The National Association of REALTORs, which represents a group of people whose pay is calculated as a percentage of house price, has this official position: “The mortgage interest deduction (MID) is a remarkably effective tool that facilitates homeownership. NAR opposes any changes that would limit or undermine current law.”

So there are people who indirectly benefit from the subsidy, and people who directly benefit from the subsidy. And on the other side, the only people who wouldn’t see an immediate loss from the elimination of this subsidy are renters who for some reason never want to be home owners [let me tell you about my ritzy Velux skylights that leak every time it rains…].

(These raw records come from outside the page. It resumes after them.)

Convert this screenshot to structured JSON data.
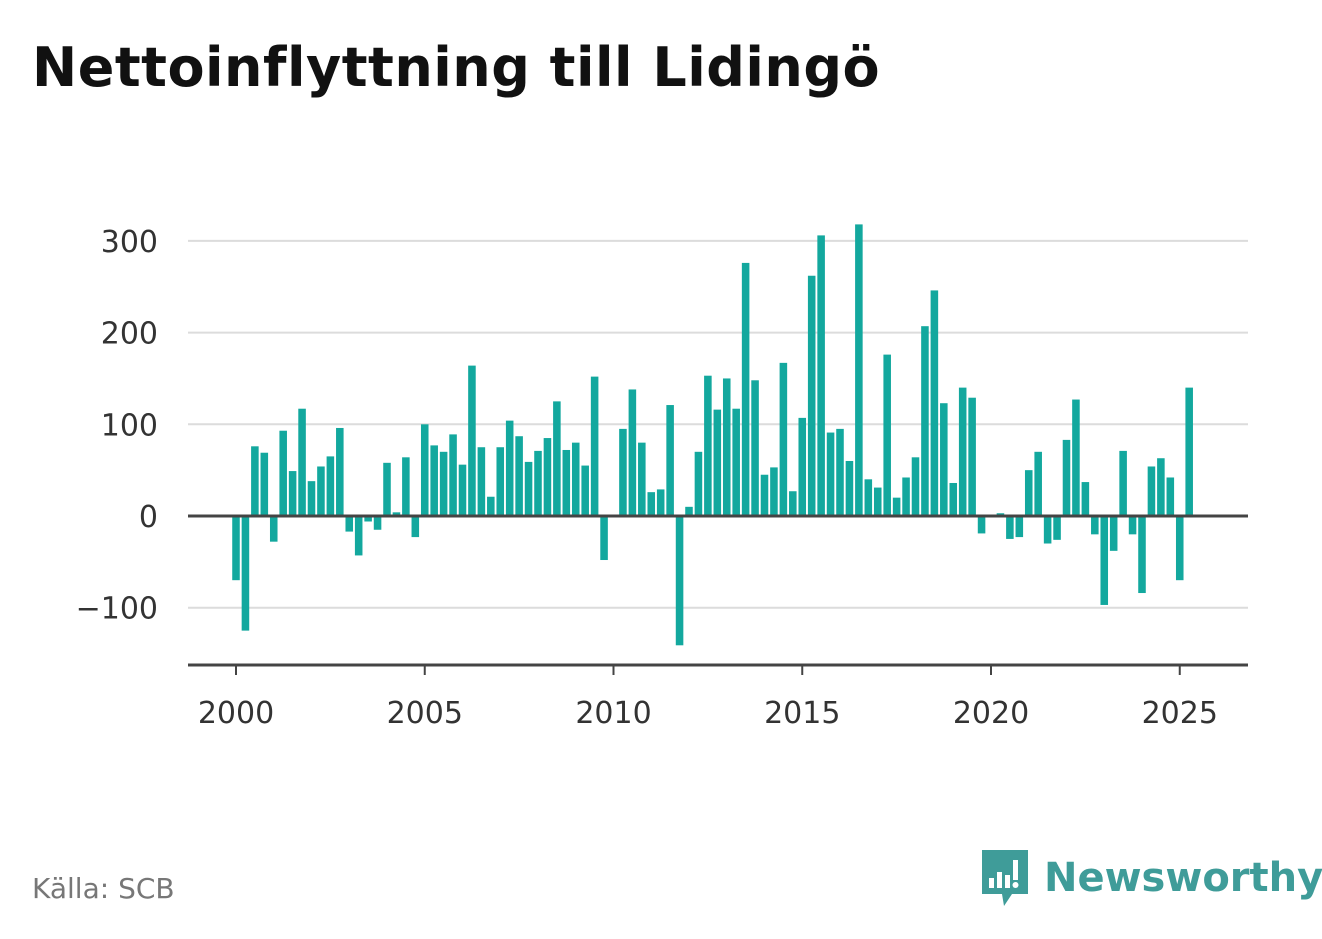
{
  "title": "Nettoinflyttning till Lidingö",
  "source": "Källa: SCB",
  "brand": {
    "name": "Newsworthy",
    "icon": "bar-chart-bubble-icon",
    "color": "#3f9c99"
  },
  "chart_data": {
    "type": "bar",
    "title": "Nettoinflyttning till Lidingö",
    "xlabel": "",
    "ylabel": "",
    "frequency": "quarterly",
    "x_start": 2000.0,
    "x_step": 0.25,
    "xlim": [
      1997.5,
      2026.8
    ],
    "ylim": [
      -160,
      330
    ],
    "y_ticks": [
      300,
      200,
      100,
      0,
      -100
    ],
    "y_tick_labels": [
      "300",
      "200",
      "100",
      "0",
      "−100"
    ],
    "x_ticks": [
      2000,
      2005,
      2010,
      2015,
      2020,
      2025
    ],
    "x_tick_labels": [
      "2000",
      "2005",
      "2010",
      "2015",
      "2020",
      "2025"
    ],
    "grid": true,
    "bar_color": "#13a89e",
    "values": [
      -70,
      -125,
      76,
      69,
      -28,
      93,
      49,
      117,
      38,
      54,
      65,
      96,
      -17,
      -43,
      -6,
      -15,
      58,
      4,
      64,
      -23,
      100,
      77,
      70,
      89,
      56,
      164,
      75,
      21,
      75,
      104,
      87,
      59,
      71,
      85,
      125,
      72,
      80,
      55,
      152,
      -48,
      0,
      95,
      138,
      80,
      26,
      29,
      121,
      -141,
      10,
      70,
      153,
      116,
      150,
      117,
      276,
      148,
      45,
      53,
      167,
      27,
      107,
      262,
      306,
      91,
      95,
      60,
      318,
      40,
      31,
      176,
      20,
      42,
      64,
      207,
      246,
      123,
      36,
      140,
      129,
      -19,
      0,
      3,
      -25,
      -23,
      50,
      70,
      -30,
      -26,
      83,
      127,
      37,
      -20,
      -97,
      -38,
      71,
      -20,
      -84,
      54,
      63,
      42,
      -70,
      140
    ]
  }
}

There are two points to take away from this. First, order matters deeply in the design of tax incentives. The one-sentence version of the subsidy (you can deduct mortgage interest from your taxes!) sounds equitable and potentially beneficial to families at the bottom end of homebuying. But because of the exact positioning of the deduction on the tax flowchart, low-income families and those with smaller mortgages get almost no benefit from this subsidy.

Second, regardless of the original motivation, regardless of whether the mortgage interest deduction actually improves homeownership rates despite its complete ineffectiveness among the lower-income people most on the homebuying fence, regardless of whether home ownership is even something the federal government should spend billions of dollars encouraging, the deduction exists and is self-sustaining. The price of every house or condo in the United States takes into account the subsidy on the mortgage virtually every buyer will take out, and it is difficult to eliminate in direct proportion to its upward distortion of prices.